Referências sobre diagnóstico

  • 1. Rayan F, Bhonsle S, Shukla DD: Clinical, MRI, and arthroscopic correlation in meniscal and anterior cruciate ligament injuries. Int Orthop 2009 33 (1):129–132, 2009. doi: 10.1007/s00264-008-0520-4.

  • 2. Benjaminse A, Gokeler A, van der Schans CP: Clinical diagnosis of an anterior cruciate ligament rupture: A meta-analysis. J Orthop Sports Phys Ther 36 (5):267–288, 2006.

Tratamento

  • Entorses leves: proteção, repouso, gelo, compressão e elevação (PRGCE) com imobilização precoce

  • Lesões graves: colocação de talas ou imobilizador de joelho e encaminhamento a um cirurgião ortopedista para reparo cirúrgico

A drenagem de grandes derrames (ver figura Artrocentese do joelho) pode diminuir a dor e o espasmo muscular. Contraindicações para a artrocentese do joelho incluem anticoagulação e celulite no joelho afetado.

A maioria das lesões de 1º grau e lesões moderadas de 2º grau podem ser inicialmente tratadas com terapia PRGCE, incluindo imobilização do joelho a 20° de flexão com imobilizador ou tala de joelho disponível comercialmente. Exercícios precoces de amplitude do movimento costumam ser incentivados.

Estiramentos graves de 2º grau e a maioria dos de 3º grau necessitam de gesso por 6 semanas.

Algumas lesões de 3º grau dos ligamentos colateral médio e anterior cruzado e do menisco requerem reparo por artroscopia cirúrgica. Os pacientes com lesões graves são encaminhados para um cirurgião ortopedista para reparo cirúrgico.

As lesões do menisco variam muito em termos de características e tratamento. É mais provável que as rupturas extensas, complexas ou verticais e as lesões que resultam em derrames persistentes ou sintomas incapacitantes exijam cirurgia. A preferência do paciente pode influenciar a escolha do tratamento.

A fisioterapia pode ser útil, dependendo do paciente e do tipo de lesão.

Pontos-chave

  • Teste de estresse (em geral, feito dias após a lesão) é necessário para diferenciar as rupturas de ligamentos parciais das completas e é mais sensível que RM.

  • Considerar lesão do ligamento cruzado anterior e de outras estruturas intra-articulares se os pacientes tiverem derrame após uma lesão.
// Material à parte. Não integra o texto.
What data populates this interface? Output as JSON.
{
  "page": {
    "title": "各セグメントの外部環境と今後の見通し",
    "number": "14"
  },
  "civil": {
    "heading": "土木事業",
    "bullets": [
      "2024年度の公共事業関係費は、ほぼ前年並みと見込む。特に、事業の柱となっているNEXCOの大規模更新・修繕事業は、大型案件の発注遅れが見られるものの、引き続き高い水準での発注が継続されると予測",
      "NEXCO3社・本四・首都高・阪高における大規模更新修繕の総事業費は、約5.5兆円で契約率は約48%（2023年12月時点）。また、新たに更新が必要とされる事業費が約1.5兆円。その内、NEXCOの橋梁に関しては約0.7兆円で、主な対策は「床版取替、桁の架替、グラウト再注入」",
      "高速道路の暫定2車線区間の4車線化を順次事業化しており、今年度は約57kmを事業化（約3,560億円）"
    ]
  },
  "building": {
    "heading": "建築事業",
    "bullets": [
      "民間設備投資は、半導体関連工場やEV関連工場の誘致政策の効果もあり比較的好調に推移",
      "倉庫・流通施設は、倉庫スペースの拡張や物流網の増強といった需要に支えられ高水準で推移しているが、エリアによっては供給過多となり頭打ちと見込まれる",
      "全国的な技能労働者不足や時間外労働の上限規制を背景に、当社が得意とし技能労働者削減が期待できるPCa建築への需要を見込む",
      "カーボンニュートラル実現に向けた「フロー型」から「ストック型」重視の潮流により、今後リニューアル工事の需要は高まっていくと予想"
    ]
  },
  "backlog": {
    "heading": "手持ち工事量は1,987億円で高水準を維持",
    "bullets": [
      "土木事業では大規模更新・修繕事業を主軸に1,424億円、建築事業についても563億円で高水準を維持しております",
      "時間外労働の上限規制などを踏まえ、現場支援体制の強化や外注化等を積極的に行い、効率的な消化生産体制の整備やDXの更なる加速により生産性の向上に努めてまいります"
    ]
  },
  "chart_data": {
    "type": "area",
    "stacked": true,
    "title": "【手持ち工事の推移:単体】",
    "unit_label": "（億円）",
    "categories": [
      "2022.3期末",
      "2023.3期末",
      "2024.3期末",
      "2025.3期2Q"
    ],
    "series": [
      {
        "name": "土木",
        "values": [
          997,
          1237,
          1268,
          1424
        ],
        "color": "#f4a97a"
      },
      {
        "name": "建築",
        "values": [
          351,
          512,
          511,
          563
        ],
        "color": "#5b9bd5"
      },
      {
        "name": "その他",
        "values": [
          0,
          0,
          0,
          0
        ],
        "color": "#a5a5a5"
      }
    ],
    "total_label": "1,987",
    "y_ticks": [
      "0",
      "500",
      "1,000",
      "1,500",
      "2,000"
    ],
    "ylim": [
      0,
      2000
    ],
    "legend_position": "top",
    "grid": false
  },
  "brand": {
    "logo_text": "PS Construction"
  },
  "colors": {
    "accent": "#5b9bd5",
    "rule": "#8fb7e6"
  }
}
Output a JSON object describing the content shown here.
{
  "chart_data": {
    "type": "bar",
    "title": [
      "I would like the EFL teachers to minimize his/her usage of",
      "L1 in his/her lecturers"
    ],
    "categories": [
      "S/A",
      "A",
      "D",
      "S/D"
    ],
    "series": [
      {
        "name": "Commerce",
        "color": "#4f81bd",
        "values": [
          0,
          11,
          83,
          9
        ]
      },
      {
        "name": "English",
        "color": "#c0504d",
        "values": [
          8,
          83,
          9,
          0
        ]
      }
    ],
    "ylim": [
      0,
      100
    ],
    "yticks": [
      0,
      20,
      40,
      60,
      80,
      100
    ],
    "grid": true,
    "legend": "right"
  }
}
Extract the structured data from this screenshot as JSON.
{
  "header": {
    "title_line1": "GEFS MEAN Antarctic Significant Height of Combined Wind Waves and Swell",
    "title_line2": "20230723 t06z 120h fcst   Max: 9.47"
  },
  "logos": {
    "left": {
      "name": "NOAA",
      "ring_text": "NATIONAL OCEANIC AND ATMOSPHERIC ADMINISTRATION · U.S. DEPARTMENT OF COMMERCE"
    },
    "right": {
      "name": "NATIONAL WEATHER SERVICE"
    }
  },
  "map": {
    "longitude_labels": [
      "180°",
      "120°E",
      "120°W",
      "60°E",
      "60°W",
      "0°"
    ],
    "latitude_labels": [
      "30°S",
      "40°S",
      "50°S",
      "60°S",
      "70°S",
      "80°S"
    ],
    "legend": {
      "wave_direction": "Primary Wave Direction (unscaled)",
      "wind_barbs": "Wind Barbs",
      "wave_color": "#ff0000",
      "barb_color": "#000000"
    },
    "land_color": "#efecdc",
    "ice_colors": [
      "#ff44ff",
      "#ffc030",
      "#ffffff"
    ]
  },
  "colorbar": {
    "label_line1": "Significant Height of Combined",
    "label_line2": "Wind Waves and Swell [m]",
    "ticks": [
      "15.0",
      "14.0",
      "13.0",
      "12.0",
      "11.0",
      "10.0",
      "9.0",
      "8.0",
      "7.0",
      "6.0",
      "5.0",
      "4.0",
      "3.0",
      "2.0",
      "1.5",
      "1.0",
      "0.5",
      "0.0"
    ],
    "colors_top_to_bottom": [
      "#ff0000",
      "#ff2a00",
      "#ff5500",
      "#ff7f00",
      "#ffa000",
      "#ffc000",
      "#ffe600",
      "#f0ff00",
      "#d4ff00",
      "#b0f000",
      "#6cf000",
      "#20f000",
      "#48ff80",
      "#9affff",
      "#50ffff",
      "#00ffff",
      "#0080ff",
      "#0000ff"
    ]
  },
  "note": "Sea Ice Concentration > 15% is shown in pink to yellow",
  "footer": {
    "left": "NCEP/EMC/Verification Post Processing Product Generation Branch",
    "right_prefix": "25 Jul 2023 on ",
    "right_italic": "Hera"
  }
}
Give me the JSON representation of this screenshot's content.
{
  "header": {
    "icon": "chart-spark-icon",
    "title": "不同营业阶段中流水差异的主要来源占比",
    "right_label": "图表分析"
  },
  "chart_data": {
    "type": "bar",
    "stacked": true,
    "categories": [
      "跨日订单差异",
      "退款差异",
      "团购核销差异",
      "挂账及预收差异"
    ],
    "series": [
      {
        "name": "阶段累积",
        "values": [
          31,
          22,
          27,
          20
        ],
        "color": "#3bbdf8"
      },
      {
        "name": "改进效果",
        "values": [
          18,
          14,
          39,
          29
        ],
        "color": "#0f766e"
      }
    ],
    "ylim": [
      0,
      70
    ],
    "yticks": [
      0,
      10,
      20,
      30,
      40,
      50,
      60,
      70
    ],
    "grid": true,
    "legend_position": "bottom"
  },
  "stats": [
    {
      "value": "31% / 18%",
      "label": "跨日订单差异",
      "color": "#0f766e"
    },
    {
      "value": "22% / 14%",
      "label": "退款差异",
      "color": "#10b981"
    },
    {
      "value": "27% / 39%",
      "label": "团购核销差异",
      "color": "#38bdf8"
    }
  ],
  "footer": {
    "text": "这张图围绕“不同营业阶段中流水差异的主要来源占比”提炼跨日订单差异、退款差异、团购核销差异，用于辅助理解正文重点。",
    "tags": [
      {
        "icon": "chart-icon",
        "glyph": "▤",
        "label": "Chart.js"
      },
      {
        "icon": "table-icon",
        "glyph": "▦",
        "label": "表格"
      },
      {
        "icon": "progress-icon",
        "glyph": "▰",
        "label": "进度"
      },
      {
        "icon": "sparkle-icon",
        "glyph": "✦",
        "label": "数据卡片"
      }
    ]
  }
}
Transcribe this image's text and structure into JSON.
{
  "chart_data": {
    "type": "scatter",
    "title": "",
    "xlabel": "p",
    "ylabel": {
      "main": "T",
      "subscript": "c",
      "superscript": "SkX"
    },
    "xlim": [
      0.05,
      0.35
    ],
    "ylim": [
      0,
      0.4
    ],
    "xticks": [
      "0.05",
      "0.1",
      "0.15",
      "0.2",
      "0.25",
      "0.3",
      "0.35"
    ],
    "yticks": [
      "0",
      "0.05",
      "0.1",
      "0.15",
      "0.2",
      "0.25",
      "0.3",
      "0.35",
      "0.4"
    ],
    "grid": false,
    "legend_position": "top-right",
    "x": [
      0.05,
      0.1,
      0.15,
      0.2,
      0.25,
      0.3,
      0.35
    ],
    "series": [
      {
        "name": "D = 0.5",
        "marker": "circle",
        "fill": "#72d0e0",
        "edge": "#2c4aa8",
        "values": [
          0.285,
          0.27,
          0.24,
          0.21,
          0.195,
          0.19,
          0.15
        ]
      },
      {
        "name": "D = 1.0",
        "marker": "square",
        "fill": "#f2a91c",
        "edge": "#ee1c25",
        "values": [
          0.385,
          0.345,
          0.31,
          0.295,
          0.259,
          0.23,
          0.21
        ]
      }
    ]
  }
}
  • Considerar entorse do joelho e lesão da artéria poplítea se os pacientes tiverem hemartrose extensa, instabilidade grave, ou ambas.

  • Se os pacientes têm dor e efusão no joelho, testar a extensão do joelho para verificar ruptura do mecanismo extensor (p. ex., ruptura do músculo quadríceps ou tendão patelar, fratura da patela ou tubérculo tibial).

  • Fazer RM se os sintomas não desaparecerem após algumas semanas de tratamento conservador ou, possivelmente, quando há suspeita de lesão grave ou lesão significativa intra-articular ou uma que do contrário não pode ser excluída.